Monday, August 17, 2009

Memo to FDIC: Hope isn't a strategy

From the market insider:

The agency's insurance fund already has dipped to $13 billion, with more than 300 battered banks and thrifts still on an undisclosed FDIC list of problem institutions.

That's an interesting point about the increase in costs-per-failure. These banks aren't just insolvent, they're massively insolvent.

As of the FDIC being down to $13 billion -- yeah, that's bad, especially if there are a few more Colonials out there.

I am not sure of many things but one of the things I am sure of is that as soon as the funds are depleted they will be immediately replenished by congress. Nothing will kill a recovery like a nationwide bank run...that will lead to some serious liquidity and counter party issues.

In addition to the 77 bank closures this year there is an estimated 100 more banks on life support including Corus and Guaranty Bank which have negative tier one capital ratios. This is problematic because it is against the law for this to happen. When a bank has negative tier one capital ratios they are defacto insolvent and should be euthanized or nationalized or some other -ized. In this day and age the -ized these banks will get is "Super Sized" ;o) .

So if the FDIC knows they have 100 more banks to shut down why don't they do it? I suspect the reason is that shutting down 100 banks would be as an admission that the economy really isn't as good as the media thinks it is, so the FDIC whistles past the graveyard.

This policy is based on the fact that most of the banks troubles are based on residential and commercial real estate. IF Jim Cramer is right and the housing market has bottomed...no worries these banks will be solvent in no time flat.

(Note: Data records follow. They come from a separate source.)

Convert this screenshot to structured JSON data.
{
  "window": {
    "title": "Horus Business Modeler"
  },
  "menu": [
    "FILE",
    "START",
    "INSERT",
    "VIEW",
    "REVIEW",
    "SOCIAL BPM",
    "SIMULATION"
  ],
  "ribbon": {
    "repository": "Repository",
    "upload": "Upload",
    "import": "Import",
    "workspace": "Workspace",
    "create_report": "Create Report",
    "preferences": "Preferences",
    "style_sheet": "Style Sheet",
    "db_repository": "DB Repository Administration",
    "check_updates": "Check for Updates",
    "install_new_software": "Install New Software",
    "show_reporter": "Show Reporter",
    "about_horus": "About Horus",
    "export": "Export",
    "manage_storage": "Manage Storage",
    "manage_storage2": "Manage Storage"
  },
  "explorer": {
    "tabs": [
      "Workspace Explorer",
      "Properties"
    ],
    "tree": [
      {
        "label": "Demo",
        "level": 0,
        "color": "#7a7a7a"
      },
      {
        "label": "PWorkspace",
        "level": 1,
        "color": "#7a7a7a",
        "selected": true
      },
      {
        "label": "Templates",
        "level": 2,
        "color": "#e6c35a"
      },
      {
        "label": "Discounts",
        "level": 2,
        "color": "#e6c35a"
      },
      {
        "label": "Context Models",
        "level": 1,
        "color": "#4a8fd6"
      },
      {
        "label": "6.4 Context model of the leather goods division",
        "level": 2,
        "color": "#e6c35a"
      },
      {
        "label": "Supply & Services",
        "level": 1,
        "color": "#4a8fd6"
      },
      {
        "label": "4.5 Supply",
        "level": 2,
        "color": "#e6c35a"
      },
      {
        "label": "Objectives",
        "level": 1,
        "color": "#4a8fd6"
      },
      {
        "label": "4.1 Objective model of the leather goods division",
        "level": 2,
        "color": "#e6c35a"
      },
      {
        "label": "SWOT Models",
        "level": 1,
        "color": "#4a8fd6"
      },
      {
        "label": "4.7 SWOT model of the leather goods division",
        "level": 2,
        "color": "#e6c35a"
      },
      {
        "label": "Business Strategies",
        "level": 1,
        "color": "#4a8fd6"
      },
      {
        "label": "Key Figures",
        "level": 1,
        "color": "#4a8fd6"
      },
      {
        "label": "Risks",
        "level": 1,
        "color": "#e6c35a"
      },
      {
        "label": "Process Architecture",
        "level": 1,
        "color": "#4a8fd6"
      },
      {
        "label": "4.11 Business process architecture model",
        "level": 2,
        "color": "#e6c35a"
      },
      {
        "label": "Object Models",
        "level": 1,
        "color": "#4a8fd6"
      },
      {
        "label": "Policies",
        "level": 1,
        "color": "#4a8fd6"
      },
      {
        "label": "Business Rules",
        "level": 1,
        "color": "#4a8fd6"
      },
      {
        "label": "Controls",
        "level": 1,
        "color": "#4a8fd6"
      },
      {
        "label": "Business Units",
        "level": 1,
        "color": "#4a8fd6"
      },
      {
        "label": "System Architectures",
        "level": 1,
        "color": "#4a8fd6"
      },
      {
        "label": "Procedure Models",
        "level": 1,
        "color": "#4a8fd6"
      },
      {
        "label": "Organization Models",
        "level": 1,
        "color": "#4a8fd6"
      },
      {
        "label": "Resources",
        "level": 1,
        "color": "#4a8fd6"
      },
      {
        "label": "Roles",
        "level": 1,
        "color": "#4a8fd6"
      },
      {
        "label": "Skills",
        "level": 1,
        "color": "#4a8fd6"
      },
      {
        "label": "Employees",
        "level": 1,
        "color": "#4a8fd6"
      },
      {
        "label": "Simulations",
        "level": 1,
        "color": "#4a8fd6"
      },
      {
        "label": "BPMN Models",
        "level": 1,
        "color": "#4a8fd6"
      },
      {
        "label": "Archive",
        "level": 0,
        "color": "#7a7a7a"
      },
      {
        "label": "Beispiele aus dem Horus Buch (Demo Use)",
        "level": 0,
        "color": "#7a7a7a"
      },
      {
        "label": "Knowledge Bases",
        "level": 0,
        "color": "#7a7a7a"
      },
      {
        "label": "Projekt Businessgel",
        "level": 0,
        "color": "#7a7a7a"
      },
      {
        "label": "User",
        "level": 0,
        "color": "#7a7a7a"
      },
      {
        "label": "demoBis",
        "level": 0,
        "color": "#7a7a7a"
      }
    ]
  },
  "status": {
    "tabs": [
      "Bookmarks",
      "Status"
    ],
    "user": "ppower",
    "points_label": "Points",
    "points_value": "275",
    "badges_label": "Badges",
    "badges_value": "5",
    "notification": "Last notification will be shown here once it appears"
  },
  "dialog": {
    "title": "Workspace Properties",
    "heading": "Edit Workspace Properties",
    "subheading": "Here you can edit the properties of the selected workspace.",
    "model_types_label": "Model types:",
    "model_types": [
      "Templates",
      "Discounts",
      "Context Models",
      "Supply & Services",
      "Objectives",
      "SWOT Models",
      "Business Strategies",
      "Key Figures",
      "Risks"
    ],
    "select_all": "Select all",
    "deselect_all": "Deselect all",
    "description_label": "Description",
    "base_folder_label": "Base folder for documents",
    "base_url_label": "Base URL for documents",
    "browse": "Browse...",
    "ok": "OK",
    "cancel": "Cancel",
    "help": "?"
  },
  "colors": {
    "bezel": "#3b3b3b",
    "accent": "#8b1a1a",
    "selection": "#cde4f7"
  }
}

I for one hope he is right but reality sometimes has a nasty way of interjecting itself.

From ABC News:
Despite recent good news about increasing home sales and moderating price drops, there is still no relief in sight when it comes to foreclosures. RealtyTrac will report Thursday that a record 360,149 homeowners received a foreclosure filing in July, up 7 percent from the previous month and up 32 percent from a year ago.


http://abcnews.go.com/Business/story?id=8311623&page=1

and from the Boston Business Journal:
The 18.1 percent price drop was the biggest quarterly decline in the 25 years since the index has been published. The second-biggest drop in a quarter was the fourth quarter of 2008 when the quarterly decline was 10.6 percent.

http://www.bizjournals.com/boston/stories/2009/08/03/daily12.html


Memo to the FDIC: Take off your rose colored glasses and do your job, the process of recovery cannot begin until we at least acknowledge the problem. Put another way if you let a wound fester it's going to be a bigger problem than it originally was.